El motor de la unidad también hacia un ruido infernal. El movimiento del motor hacía tronar la carrocería del autobús.
Afuera la bulla de los coches y camiones era ensordecedor: 7:50, hora de entrada de los niños a la escuela.
“¡Señora, métase, está contando el contador!”, gritaba el chofer a la anciana, pero ésta no escuchaba, se aferraba con sus dos manos a un tubo, mientras su compañera de adelante trataba de encontrar con una sola mano la credencial para su descuento.
Viendo que ninguna de las mujeres se podía mover, el conductor paró su unidad, hecho esto se incorporó, brincó la palanca de velocidades y le puso la mano en el hombro a la anciana que activaba el sensor para que avanzara, más que para ayudarla para empujarla. La mujer dio un paso y el sensor se desactivó. Una vez que la ruta estaba en reposo, las mujeres pudieron sacar el dinero y la credencial, pagaron al operador y éste puso en marcha la unidad, muy pero muy enojado:
“¡Saben que van a subir y no preparan su dinero ni su credencial!”, refunfuñó.
La palanca de velocidades se trabó y el motor produjo un ruido como el de una bestia mecánica adolorida:
“¡Échale salivaaaa!”, gritó alguien desde una ruta en contra flujo.
Cuatro cuadras más adelante al enfurecido chofer, le esperaba otra sorpresa.

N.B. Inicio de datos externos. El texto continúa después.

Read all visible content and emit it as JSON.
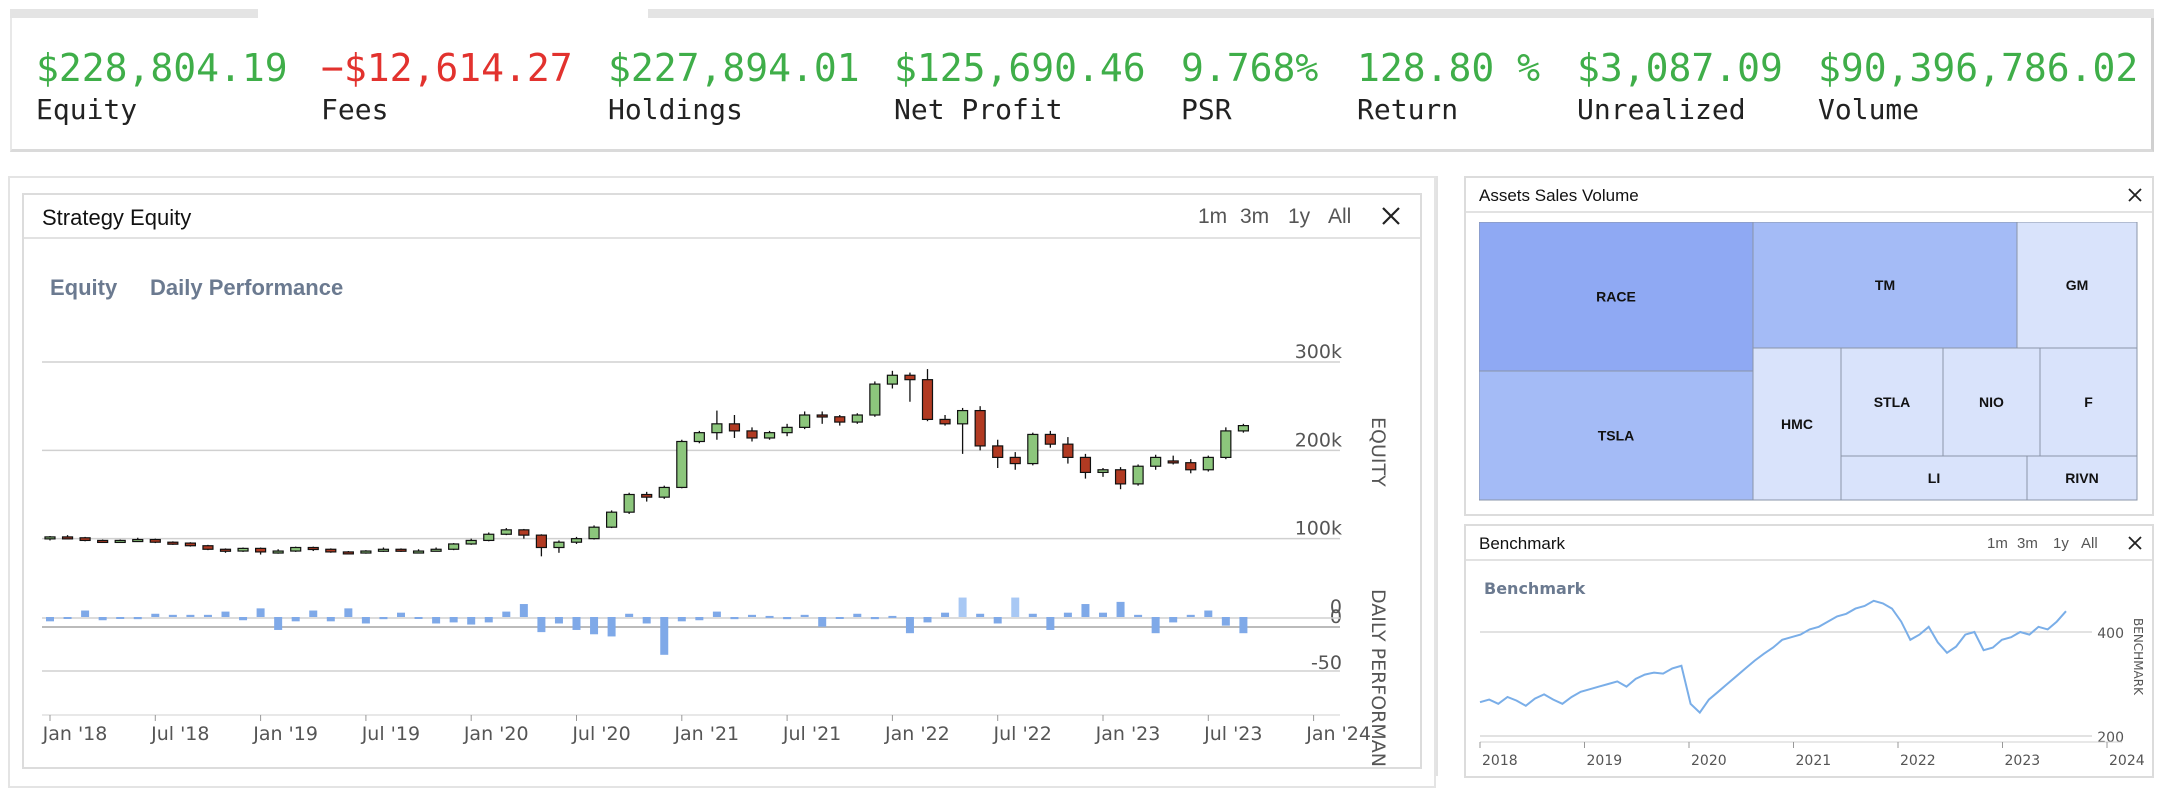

Dos chicos universitarios pidieron la parada y el conductor se orilló. Subió la chica y detrás de ella el muchacho. Mientras ella pagaba, el conductor le gritó al chico que se metiera porque el sensor le estaba marcando entradas, pero el muchacho tampoco escuchó y el chofer volvió a insistir; el pasajero entendió y subió más, pero cuando el sensor dejó de sonar e iba a poner en marcha el autobús, cuatro niños con sus mochilas y una mujer estaban casi en el estribo. El sensor comenzó a sonar de nuevo; los niños, de aproximadamente 5, 7 y 8 años entraron a la unidad y la mujer quedó al último. La unidad arrancó. La mujer pagó tres pasajes y el chofer le reclamó que faltaba uno, a esto la mujer respondió que el pequeño no pagaba pasaje todavía y el chofer le dijo que sí pagaba porque el sensor lo había marcado y que si no pagaba lo iba a bajar… La mujer vio al chofer muy enojado y con sus grandes ojos negros le mentó la madre muchísimas veces, en silencio, casi pudo ver al enorme gorila bajando del pelo al pequeño…
Un hombre maduro que se encontraba en la cuarta fila dijo en voz alta:
“Uno no tiene la culpa de que les pongas estas chingaderas ni que les descuenten”, refiriéndose a los arcos contadores, que según se ha publicado en la prensa ha sido motivo de queja por parte de los operadores, ya que los dueños si les descuentan hasta 150 pesos porque la cuenta (el dinero que entregan) no corresponde con el número de entradas que marca el contador.
“No tiene uno la culpa de su pinche humor. Mire, apenas son las 8 de la mañana y ya andan tragando bilis”, afirmó en el mismo tono una mujer joven, quien seguramente había leído que los conductores trabajan más de 12 horas seguidas, que casi no comen, ni van al baño porque les descuentan los minutos que pierden en satisfacer sus necesidades fisiológicas básicas…
Otra mujer criticó el estado deplorable de las unidades. “Los animales van más cómodos cuando los transportan”, aseveró, quizá respondiendo al líder transportista Dagoberto Rivera Jaimes, quien expresó a unos reporteros que las unidades estaban en mal estado porque los usuarios las maltratan.
El conductor de la ruta avanzó por las calles de Cuernavaca, con la cara fruncida y la boca más amarga que el alma de un diputado plurinominal.